- The Winter Fox
- written by Timothy Knapman
- illustrated by Rebecca Harry
- published by Nosy Crow / Candlewick Press (2017)
Every year around this time, a bumper crop of winter- and holiday-themed picture books take over the bookstores. Some of them are blatant cash grabs, some are genuinely sweet and worth owning.
The Winter Fox is one that fits into the latter category. Originally published in the UK last year, this edition is distributed in the States by Candlewick Press and only just came out here.
It’s an adorable story of some forest friends preparing for winter, but one of them (the titular fox) is Mr. Procrastination. The Winter Fox is almost a reversal of the classic folk tale The Little Red Hen.
Whereas in the folk tale, the little red hen does all the work and her friends just happily laze about, the fox here is the one who just wants to run and have fun while his friends all prepare for winter. Fox is that one friend we all have who never listens and then is astonished to find himself in a predicament of his own making.
Rabbit, Owl, and Squirrel spent all summer and fall preparing for winter, but fox? Well, he just wants to have fun. So while they’re gathering and storing food and preparing their dens, Fox is perfectly content to chase butterflies and jump in leaves.
Until it’s too late, obviously.
Until he’s left to wander, homeless in the snow, wishing he’d listened to his friends and made better decisions. It’s not until a solution literally bonks him on the head (out of nowhere) that he’s able to fix his problem.
The magical solution (an actual box full of food and toys) allows him not only to secure himself for the winter but also to give back and thank his friends. It’s quite a gift, to be sure. The gift is so plentiful, in fact, that it gives Fox everything he needs. Yes – everything.
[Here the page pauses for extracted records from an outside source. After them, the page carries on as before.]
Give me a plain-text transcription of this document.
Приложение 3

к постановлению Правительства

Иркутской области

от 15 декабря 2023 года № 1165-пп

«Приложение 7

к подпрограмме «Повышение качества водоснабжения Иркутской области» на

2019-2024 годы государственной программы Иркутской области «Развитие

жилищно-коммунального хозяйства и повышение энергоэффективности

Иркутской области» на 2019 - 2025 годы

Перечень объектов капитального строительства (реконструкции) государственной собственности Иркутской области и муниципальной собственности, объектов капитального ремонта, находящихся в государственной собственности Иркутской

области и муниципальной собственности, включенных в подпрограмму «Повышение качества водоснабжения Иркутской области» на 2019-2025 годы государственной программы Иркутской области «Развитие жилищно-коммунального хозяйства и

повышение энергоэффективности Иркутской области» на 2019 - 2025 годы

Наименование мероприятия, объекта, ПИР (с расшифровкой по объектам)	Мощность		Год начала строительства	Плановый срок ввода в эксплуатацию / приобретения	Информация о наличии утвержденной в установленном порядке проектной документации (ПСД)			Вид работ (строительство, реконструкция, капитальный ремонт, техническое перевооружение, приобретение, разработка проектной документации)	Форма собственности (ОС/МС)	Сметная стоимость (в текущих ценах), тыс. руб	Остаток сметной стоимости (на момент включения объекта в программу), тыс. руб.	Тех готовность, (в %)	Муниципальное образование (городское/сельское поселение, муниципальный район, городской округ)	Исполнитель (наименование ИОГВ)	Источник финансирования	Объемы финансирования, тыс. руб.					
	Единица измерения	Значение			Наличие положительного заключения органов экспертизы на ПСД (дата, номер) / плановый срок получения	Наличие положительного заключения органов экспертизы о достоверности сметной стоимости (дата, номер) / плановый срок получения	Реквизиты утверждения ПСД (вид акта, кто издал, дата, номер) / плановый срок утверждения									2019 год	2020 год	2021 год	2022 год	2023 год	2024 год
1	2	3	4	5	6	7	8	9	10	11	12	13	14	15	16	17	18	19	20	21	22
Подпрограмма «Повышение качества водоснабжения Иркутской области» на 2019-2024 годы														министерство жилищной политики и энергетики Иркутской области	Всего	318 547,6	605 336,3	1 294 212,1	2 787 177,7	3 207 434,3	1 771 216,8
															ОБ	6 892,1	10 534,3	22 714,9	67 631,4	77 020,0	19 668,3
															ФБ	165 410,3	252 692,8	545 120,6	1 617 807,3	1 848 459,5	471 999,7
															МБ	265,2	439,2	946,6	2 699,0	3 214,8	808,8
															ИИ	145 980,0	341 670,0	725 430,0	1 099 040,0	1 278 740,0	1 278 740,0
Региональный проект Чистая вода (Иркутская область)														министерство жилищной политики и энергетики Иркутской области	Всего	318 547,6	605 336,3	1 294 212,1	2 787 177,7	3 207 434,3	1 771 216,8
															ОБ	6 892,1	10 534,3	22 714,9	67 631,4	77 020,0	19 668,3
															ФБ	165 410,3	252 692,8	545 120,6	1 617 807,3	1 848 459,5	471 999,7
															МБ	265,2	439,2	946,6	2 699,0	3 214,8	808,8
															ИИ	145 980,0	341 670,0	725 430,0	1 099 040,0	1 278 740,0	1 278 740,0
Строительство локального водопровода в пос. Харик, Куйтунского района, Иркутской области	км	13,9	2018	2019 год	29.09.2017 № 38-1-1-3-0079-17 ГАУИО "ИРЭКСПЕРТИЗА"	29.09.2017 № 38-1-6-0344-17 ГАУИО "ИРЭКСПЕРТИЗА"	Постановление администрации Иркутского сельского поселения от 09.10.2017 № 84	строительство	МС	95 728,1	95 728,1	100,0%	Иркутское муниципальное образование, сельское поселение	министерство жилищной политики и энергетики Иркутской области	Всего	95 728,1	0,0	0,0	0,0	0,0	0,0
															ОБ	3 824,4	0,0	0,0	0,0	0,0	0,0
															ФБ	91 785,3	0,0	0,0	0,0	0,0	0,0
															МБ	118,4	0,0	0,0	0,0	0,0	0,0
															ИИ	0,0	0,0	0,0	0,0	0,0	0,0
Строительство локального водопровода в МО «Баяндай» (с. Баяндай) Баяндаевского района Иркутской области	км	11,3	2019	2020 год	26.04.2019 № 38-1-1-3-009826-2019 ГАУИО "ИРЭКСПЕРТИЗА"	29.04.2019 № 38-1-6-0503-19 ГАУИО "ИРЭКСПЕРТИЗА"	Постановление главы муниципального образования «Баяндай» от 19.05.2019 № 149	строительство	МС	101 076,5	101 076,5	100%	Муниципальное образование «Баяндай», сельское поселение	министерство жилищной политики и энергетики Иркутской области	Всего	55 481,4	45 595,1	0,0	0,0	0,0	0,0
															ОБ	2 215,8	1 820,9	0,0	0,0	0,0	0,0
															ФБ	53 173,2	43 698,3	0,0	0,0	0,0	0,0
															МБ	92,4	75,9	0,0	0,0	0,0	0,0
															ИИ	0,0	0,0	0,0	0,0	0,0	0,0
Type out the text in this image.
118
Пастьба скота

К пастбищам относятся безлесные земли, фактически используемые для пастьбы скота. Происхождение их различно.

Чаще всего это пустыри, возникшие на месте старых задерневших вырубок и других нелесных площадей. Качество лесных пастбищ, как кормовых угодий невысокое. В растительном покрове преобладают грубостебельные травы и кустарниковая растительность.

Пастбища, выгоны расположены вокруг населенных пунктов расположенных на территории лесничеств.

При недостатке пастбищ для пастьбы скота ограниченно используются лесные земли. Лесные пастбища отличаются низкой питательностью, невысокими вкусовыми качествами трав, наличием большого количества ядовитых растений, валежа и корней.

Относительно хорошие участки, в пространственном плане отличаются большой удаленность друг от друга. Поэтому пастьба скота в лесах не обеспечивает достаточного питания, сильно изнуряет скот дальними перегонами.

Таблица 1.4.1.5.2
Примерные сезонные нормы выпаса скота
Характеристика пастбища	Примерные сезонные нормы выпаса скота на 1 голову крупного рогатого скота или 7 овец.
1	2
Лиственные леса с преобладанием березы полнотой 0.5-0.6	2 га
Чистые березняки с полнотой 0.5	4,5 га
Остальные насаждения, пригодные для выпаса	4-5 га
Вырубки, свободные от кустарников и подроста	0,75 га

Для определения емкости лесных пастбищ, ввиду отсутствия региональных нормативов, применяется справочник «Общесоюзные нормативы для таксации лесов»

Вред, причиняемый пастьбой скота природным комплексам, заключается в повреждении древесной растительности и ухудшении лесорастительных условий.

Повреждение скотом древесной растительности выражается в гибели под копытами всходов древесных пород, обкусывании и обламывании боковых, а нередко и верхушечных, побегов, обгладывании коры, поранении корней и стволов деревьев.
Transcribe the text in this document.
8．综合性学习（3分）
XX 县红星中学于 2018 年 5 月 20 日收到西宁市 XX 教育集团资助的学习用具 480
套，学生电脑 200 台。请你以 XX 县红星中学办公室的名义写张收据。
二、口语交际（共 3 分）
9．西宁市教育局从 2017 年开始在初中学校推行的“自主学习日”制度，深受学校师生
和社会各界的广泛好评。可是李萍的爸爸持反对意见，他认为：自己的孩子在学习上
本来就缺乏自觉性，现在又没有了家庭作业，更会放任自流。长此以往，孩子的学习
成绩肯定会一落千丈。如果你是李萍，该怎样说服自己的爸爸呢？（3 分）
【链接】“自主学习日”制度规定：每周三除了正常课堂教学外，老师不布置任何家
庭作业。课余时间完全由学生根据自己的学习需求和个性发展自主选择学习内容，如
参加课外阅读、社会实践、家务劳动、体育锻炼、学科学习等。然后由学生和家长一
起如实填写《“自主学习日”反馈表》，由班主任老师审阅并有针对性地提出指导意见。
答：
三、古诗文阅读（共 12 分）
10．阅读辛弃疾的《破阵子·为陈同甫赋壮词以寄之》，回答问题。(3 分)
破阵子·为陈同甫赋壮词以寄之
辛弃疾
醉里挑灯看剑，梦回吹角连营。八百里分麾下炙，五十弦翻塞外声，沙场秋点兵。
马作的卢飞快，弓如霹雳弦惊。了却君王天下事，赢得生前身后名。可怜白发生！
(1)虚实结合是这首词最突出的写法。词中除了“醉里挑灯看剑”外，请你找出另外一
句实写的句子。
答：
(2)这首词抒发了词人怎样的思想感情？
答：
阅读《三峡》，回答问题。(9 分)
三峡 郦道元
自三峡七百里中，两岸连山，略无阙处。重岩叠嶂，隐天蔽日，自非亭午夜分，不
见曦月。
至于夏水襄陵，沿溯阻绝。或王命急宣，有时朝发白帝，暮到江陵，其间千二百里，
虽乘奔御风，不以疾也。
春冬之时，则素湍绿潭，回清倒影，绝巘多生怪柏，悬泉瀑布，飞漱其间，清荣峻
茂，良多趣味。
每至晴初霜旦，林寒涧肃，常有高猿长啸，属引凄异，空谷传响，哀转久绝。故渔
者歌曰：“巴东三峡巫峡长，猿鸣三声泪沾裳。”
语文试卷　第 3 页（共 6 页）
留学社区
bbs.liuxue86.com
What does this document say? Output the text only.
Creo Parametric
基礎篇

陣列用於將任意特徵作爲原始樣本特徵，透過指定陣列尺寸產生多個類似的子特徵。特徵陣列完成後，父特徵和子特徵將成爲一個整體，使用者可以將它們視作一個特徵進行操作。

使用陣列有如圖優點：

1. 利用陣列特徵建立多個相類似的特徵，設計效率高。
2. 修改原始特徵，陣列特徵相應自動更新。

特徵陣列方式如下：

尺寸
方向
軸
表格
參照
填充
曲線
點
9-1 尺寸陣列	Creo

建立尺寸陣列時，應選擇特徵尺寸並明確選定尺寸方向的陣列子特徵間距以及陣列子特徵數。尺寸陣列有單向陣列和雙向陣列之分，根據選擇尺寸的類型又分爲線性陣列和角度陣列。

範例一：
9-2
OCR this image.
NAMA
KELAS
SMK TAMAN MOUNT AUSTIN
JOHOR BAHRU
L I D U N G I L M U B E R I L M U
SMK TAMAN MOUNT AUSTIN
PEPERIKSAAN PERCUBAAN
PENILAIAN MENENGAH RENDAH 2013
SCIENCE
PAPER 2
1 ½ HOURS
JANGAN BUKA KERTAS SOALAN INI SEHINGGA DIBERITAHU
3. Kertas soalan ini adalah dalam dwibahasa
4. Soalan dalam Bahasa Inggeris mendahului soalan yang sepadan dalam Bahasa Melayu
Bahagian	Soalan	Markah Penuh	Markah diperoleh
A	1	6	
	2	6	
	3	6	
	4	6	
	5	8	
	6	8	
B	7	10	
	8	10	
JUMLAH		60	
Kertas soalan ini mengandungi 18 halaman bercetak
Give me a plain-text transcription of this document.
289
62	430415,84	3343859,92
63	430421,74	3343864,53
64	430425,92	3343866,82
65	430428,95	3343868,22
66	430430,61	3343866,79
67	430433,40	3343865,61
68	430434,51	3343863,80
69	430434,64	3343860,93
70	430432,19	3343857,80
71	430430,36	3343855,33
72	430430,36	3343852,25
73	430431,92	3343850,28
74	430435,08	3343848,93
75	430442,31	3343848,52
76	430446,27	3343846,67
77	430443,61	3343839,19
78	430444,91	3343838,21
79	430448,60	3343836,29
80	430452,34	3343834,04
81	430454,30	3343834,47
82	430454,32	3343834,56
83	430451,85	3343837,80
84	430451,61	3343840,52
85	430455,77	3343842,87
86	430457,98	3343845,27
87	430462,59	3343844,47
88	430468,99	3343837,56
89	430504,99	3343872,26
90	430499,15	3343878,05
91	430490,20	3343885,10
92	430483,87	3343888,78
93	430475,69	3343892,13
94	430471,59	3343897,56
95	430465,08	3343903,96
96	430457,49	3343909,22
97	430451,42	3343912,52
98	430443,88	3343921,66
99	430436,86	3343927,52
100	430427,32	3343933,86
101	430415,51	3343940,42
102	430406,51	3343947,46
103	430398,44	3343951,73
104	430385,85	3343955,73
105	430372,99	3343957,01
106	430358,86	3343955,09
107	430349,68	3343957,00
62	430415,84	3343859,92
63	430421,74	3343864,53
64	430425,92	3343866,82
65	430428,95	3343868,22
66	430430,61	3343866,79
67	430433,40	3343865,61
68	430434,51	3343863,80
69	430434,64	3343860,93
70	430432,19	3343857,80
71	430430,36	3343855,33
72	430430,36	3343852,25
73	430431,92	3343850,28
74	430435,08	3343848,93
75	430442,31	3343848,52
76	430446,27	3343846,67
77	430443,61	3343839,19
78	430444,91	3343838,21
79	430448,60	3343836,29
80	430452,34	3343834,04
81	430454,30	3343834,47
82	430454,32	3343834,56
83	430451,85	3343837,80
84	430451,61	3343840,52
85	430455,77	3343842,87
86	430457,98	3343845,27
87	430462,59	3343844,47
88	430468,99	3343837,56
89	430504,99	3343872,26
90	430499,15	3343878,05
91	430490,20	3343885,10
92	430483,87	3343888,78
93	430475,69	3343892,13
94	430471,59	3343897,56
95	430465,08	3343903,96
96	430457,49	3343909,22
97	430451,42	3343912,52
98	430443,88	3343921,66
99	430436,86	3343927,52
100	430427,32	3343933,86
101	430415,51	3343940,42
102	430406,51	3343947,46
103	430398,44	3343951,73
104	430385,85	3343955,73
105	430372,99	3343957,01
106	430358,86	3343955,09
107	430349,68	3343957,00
In the end, “he was never cold, or hungry, or lonely ever again.”
Wow. That’s some gift.
In terms of a message, the story honestly leaves a bit to be desired. The solution to Fox’s problems magically falls from the sky with no explanation. It requires absolutely no thought, perseverance, or hard work on his part. I’m not sure what moral children will get from this tale, other than it’s fine to just procrastinate and wait for a magical “someone else” to solve your problems for you.
Even after he takes and shares the food with his friends (good decision), Fox’s friends still do most of the work of getting him ready for the winter to come (not-so-good decision).
Rebecca Harry’s illustrations are adorable, though, and make the book a pure delight. Even when he’s running around, making poor decisions, and driving his friends crazy, Fox is just too cute to resist. In addition, a reflective coating on the pages makes the snow and winter wonderland sparkle and dance off the page.
The Winter Fox is a fun book for the winter months, and it’s also a perfect conversation starter about making good decisions, the danger of procrastination, and not taking our friends for granted.
(Disclosure: Candlewick provided me with a review copy of this book. All opinions remain my own.)